Let's take the common UART protocol of 9600 8-N-1 (9600 baud, 8 data bits, no parity, one stop bit) as an example. The raw bit rate is 9600 bits/second. Each byte includes one start bit and one stop bit, so you only get 8 data bits transferred for each 10 raw bits. That makes the effective data bandwidth 7680 b/s.
Analog bandwidth is difficult to correlate to data bandwidth. Shannon and Nyquist did quantify the maximum theoretical data rate a channel with finite bandwidth and signal to noise ratio can support. Maximum theoretical is useful to know where you're at, but real systems usually operate significantly below that.
To keep things simple, let's model your transmission channel as having a dominant single pole. Put another way, we'll pretend it acts like a simple R-C low pass filter. Let's see what rolloff frequency it would need to support the example 9600 stream.

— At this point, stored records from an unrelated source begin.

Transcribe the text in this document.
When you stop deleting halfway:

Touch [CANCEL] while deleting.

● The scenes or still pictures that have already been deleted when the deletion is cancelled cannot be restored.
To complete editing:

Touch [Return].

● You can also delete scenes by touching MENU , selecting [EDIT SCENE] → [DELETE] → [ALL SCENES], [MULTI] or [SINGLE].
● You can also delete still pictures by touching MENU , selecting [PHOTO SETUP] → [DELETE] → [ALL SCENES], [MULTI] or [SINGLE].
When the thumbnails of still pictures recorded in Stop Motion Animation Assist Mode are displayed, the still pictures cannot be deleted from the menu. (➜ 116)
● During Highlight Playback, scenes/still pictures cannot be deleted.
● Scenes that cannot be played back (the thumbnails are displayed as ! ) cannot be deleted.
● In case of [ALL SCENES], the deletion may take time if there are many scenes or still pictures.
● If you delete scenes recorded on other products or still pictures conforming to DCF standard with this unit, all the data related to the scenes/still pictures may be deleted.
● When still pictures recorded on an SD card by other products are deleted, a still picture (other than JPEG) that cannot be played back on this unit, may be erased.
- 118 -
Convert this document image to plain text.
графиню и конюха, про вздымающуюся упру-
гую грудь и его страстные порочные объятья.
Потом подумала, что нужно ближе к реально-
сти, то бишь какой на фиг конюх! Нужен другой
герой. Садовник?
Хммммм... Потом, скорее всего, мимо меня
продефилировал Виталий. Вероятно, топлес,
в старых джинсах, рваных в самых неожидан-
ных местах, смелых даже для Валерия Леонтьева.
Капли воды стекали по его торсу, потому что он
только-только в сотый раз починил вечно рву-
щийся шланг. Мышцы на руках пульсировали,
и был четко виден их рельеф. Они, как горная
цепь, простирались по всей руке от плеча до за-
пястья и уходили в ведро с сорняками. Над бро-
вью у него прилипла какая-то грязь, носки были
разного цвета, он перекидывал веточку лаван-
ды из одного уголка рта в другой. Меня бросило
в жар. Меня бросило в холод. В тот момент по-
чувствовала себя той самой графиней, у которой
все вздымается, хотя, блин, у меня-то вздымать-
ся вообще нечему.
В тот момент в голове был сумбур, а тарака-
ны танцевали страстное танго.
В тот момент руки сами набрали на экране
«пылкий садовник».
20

Bits are ideally sampled in the middle of each bit time. Let's say the receiver simply thresholds the signal about half way value. That means at bare minimum, the signal needs to decay to ½ of its final value in ½ bit time. A bit time is 1/(9600 baud) = 104 µs. Half a bit time is therefore 52.1 µs. Decaying to ½ the final value takes 0.69 time constants. The time constant of the dominant pole must therefore be less than 75.1 µs. The reciprocal of that is the radians/s frequency, and that divided by 2π is the rolloff frequency in Hz, which is 2.12 kHz.
But before you claim that's the required bandwidth, remember all the assumptions and limitations built into this answer. That's the single-pole roloff frequency which is right on the guaranteed-to-fail edge. That's certainly not where you want to be operating. A more reasonable requirement might be that the signal reaches the ½ threshold in ¼ bit time. That allows for some margin at the midpoint of the bit, and/or some error in the sampling time. It should be obvious that half the decay time requires twice the bandwidth, or 4.2 kHz in this case. See how just one assumption changed the answer by a factor of 2?
And then, this was the single-pole roloff frequency, not necessarily "bandwidth" as everyone would measure it. Bandwidth is obvious when you have a filter that cuts off suddenly in frequency space, but no real-world transmission channel does that.
How much data you can get thru a channel also depends on the signal to noise ratio, which we haven't talked about at all. Suppose you run a much faster digital signal thru the same channel. Something will come out the other end, although it will be attenuated, with its high-frequency components proportionally more attenuated. Still, if you could measure the result with infinite accuracy, you could re-construct this much faster digital bit stream. The signal to noise ratio is essentially a limit on the "infinite accuracy" the receiver can measure the signal with. In the context of the above, eventually the signal gets so attenuated that it's buried in the noise, and you can no longer figure out what the original was.
So, there isn't something as simple as a single "bandwidth" value required by your signal.